With the motor on the bench, remove the four retaining screws and two covers. Inside there is a copper strip whose ends rest on a copper stud, each of which are connected to the positive end of a diode via an eyelet. If one end of the copper strip, is sticking up then rotate the knurled knob at the base of the motor until it lies flat. A continuity check can then be made between each of the positive diode leads and the green wire eyelet connector in the centre of the copper strip. This should be zero or very close to zero resistance, but one or both will probably be found to be high resistance. It is very difficult to clean the connections properly without bending the copper strip out of shape, so what may appear to be a drastic solution is needed.
Remove the screw holding this unit to the motor and carefully lift away the switch assembly, revealing the cog/cam underneath.

Warning: DO NOT rotate the knurled nut at the base of the motor at this stage as it will upset the timing.
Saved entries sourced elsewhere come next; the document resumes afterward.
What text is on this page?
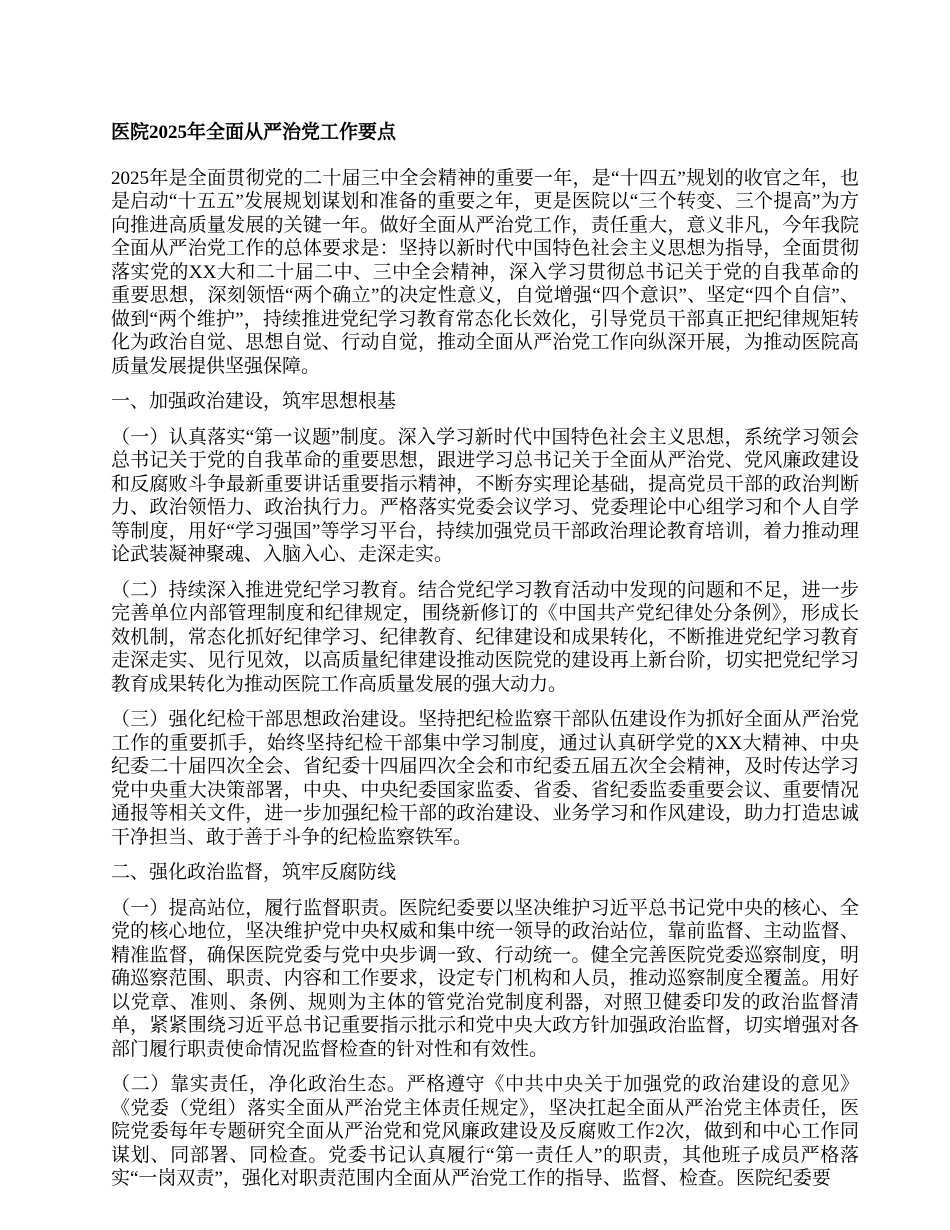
医院2025年全面从严治党工作要点

2025年是全面贯彻党的二十届三中全会精神的重要一年，是“十四五”规划的收官之年，也是启动“十五五”发展规划谋划和准备的重要之年，更是医院以“三个转变、三个提高”为方向推进高质量发展的关键一年。做好全面从严治党工作，责任重大，意义非凡，今年我院全面从严治党工作的总体要求是：坚持以新时代中国特色社会主义思想为指导，全面贯彻落实党的XX大和二十届二中、三中全会精神，深入学习贯彻总书记关于党的自我革命的重要思想，深刻领悟“两个确立”的决定性意义，自觉增强“四个意识”、坚定“四个自信”、做到“两个维护”，持续推进党纪学习教育常态化长效化，引导党员干部真正把纪律规矩转化为政治自觉、思想自觉、行动自觉，推动全面从严治党工作向纵深开展，为推动医院高质量发展提供坚强保障。

一、加强政治建设，筑牢思想根基

（一）认真落实“第一议题”制度。深入学习新时代中国特色社会主义思想，系统学习领会总书记关于党的自我革命的重要思想，跟进学习总书记关于全面从严治党、党风廉政建设和反腐败斗争最新重要讲话重要指示精神，不断夯实理论基础，提高党员干部的政治判断力、政治领悟力、政治执行力。严格落实党委会议学习、党委理论中心组学习和个人自学等制度，用好“学习强国”等学习平台，持续加强党员干部政治理论教育培训，着力推动理论武装凝神聚魂、入脑入心、走深走实。

（二）持续深入推进党纪学习教育。结合党纪学习教育活动中发现的问题和不足，进一步完善单位内部管理制度和纪律规定，围绕新修订的《中国共产党纪律处分条例》，形成长效机制，常态化抓好纪律学习、纪律教育、纪律建设和成果转化，不断推进党纪学习教育走深走实、见行见效，以高质量纪律建设推动医院党的建设再上新台阶，切实把党纪学习教育成果转化为推动医院工作高质量发展的强大动力。

（三）强化纪检干部思想政治建设。坚持把纪检监察干部队伍建设作为抓好全面从严治党工作的重要抓手，始终坚持纪检干部集中学习制度，通过认真研学党的XX大精神、中央纪委二十届四次全会、省纪委十四届四次全会和市纪委五届五次全会精神，及时传达学习党中央重大决策部署，中央、中央纪委国家监委、省委、省纪委监委重要会议、重要情况通报等相关文件，进一步加强纪检干部的政治建设、业务学习和作风建设，助力打造忠诚干净担当、敢于善于斗争的纪检监察铁军。

二、强化政治监督，筑牢反腐防线

（一）提高站位，履行监督职责。医院纪委要以坚决维护习近平总书记党中央的核心、全党的核心地位，坚决维护党中央权威和集中统一领导的政治站位，靠前监督、主动监督、精准监督，确保医院党委与党中央步调一致、行动统一。健全完善医院党委巡察制度，明确巡察范围、职责、内容和工作要求，设定专门机构和人员，推动巡察制度全覆盖。用好以党章、准则、条例、规则为主体的管党治党制度利器，对照卫健委印发的政治监督清单，紧紧围绕习近平总书记重要指示批示和党中央大政方针加强政治监督，切实增强对各部门履行职责使命情况监督检查的针对性和有效性。

（二）靠实责任，净化政治生态。严格遵守《中共中央关于加强党的政治建设的意见》《党委（党组）落实全面从严治党主体责任规定》，坚决扛起全面从严治党主体责任，医院党委每年专题研究全面从严治党和党风廉政建设及反腐败工作2次，做到和中心工作同谋划、同部署、同检查。党委书记认真履行“第一责任人”的职责，其他班子成员严格落实“一岗双责”，强化对职责范围内全面从严治党工作的指导、监督、检查。医院纪委要
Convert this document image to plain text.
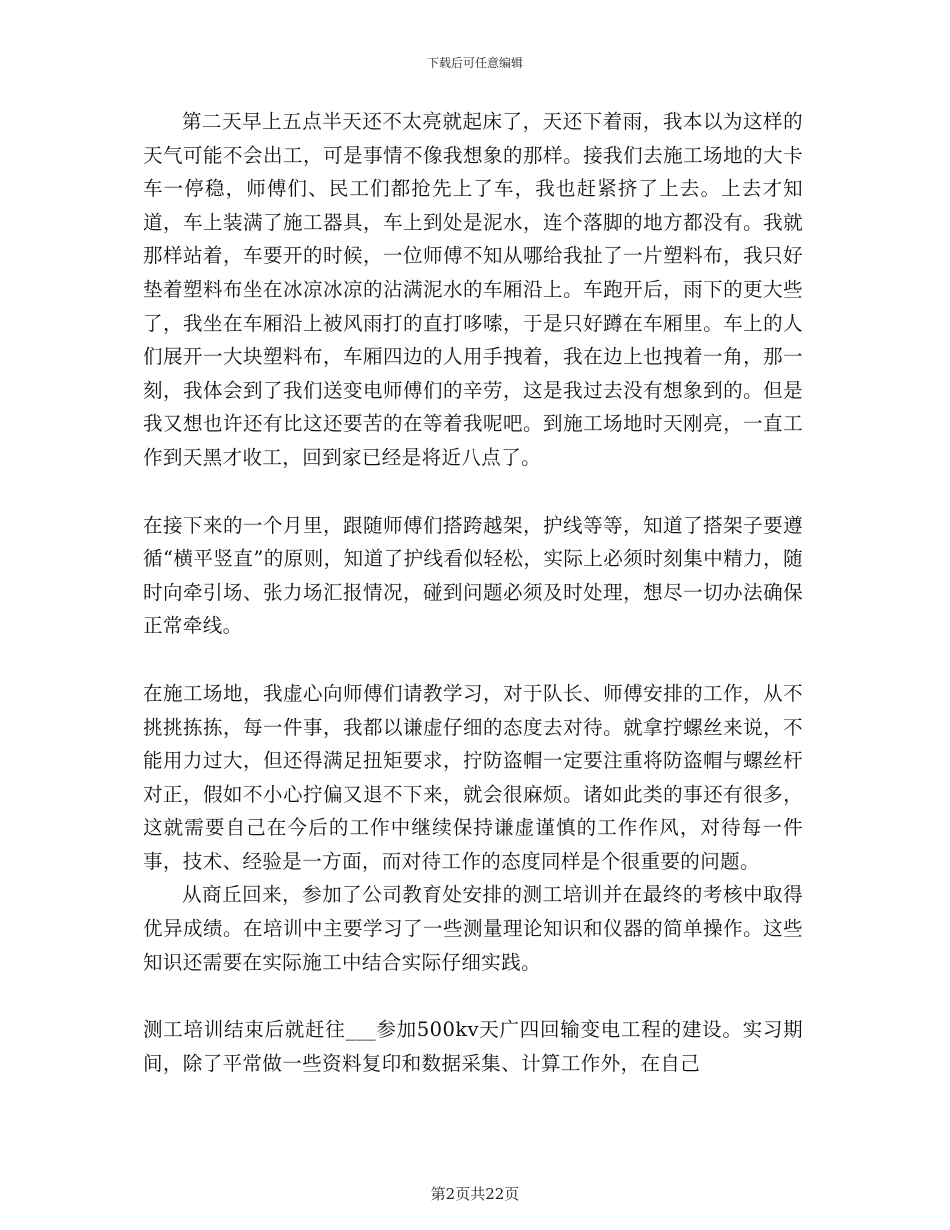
下载后可任意编辑

第二天早上五点半天还不太亮就起床了，天还下着雨，我本以为这样的天气可能不会出工，可是事情不像我想象的那样。接我们去施工场地的大卡车一停稳，师傅们、民工们都抢先上了车，我也赶紧挤了上去。上去才知道，车上装满了施工器具，车上到处是泥水，连个落脚的地方都没有。我就那样站着，车要开的时候，一位师傅不知从哪给我扯了一片塑料布，我只好垫着塑料布坐在冰凉冰凉的沾满泥水的车厢沿上。车跑开后，雨下的更大些了，我坐在车厢沿上被风雨打的直打哆嗦，于是只好蹲在车厢里。车上的人们展开一大块塑料布，车厢四边的人用手拽着，我在边上也拽着一角，那一刻，我体会到了我们送变电师傅们的辛劳，这是我过去没有想象到的。但是我又想也许还有比这还要苦的在等着我呢吧。到施工场地时天刚亮，一直工作到天黑才收工，回到家已经是将近八点了。

在接下来的一个月里，跟随师傅们搭跨越架，护线等等，知道了搭架子要遵循“横平竖直”的原则，知道了护线看似轻松，实际上必须时刻集中精力，随时向牵引场、张力场汇报情况，碰到问题必须及时处理，想尽一切办法确保正常牵线。

在施工场地，我虚心向师傅们请教学习，对于队长、师傅安排的工作，从不挑挑拣拣，每一件事，我都以谦虚仔细的态度去对待。就拿拧螺丝来说，不能用力过大，但还得满足扭矩要求，拧防盗帽一定要注重将防盗帽与螺丝杆对正，假如不小心拧偏又退不下来，就会很麻烦。诸如此类的事还有很多，这就需要自己在今后的工作中继续保持谦虚谨慎的工作作风，对待每一件事，技术、经验是一方面，而对待工作的态度同样是个很重要的问题。

从商丘回来，参加了公司教育处安排的测工培训并在最终的考核中取得优异成绩。在培训中主要学习了一些测量理论知识和仪器的简单操作。这些知识还需要在实际施工中结合实际仔细实践。

测工培训结束后就赶往___参加500kv天广四回输变电工程的建设。实习期间，除了平常做一些资料复印和数据采集、计算工作外，在自己

第2页共22页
Turn the switch assembly over and fit it vertically in a vice with the reverse side facing you; do not over-tighten as this may break the plastic. Now identify the centre rivet with the green wire eyelet and drill out the end of that rivet, facing you with a 3mm drill bit. This is a tricky operation as you need to break the rivet without drilling the plastic beneath. When this is done, remove the assembly from the vice and lay it on the bench with the copper strip facing you. It should now be possible to grab the head of the rivet and remove the copper strip and eyelet from the unit. Having done this it is now easy to clean the copper studs and the copper strip; first with paper towel to remove the gunge and then fine emery cloth to clean the contacts. Below where the copper strip sat, there are two round white pegs sitting in stepped holes in the plastic. These move the copper strip up and down when the cam rotates. It is a good idea at this stage to remove these and clean them, as any gunge will impede the movement of the pegs. Make sure the copper strip is flat, lightly tap with a small hammer on a flat surface if necessary.

Now the parts can be re-assembled. The hole for the rivet is 2.8mm in diameter and the author could not find a 2.5mm rivet readily available. Also hammering the end of the rivet over could damage the plastic, so it was decided to fit a 2.5mm bolt and nut instead. Making sure that the plastic pegs are sitting properly in their holes, fit a plain washer to the bolt and pass it through the hole from the reverse side. Next place the copper strip over the bolt thread followed by the eyelet with the green wire attached, a crinkle washer and nut. Tighten the nut and bolt, making sure that the ends of the copper strip are lying on top of the copper studs. To make absolutely sure that the nut did not come undone a spot of super glue was added to the end of the bolt. The switch assembly and covers can now be fitted back in place to the motor.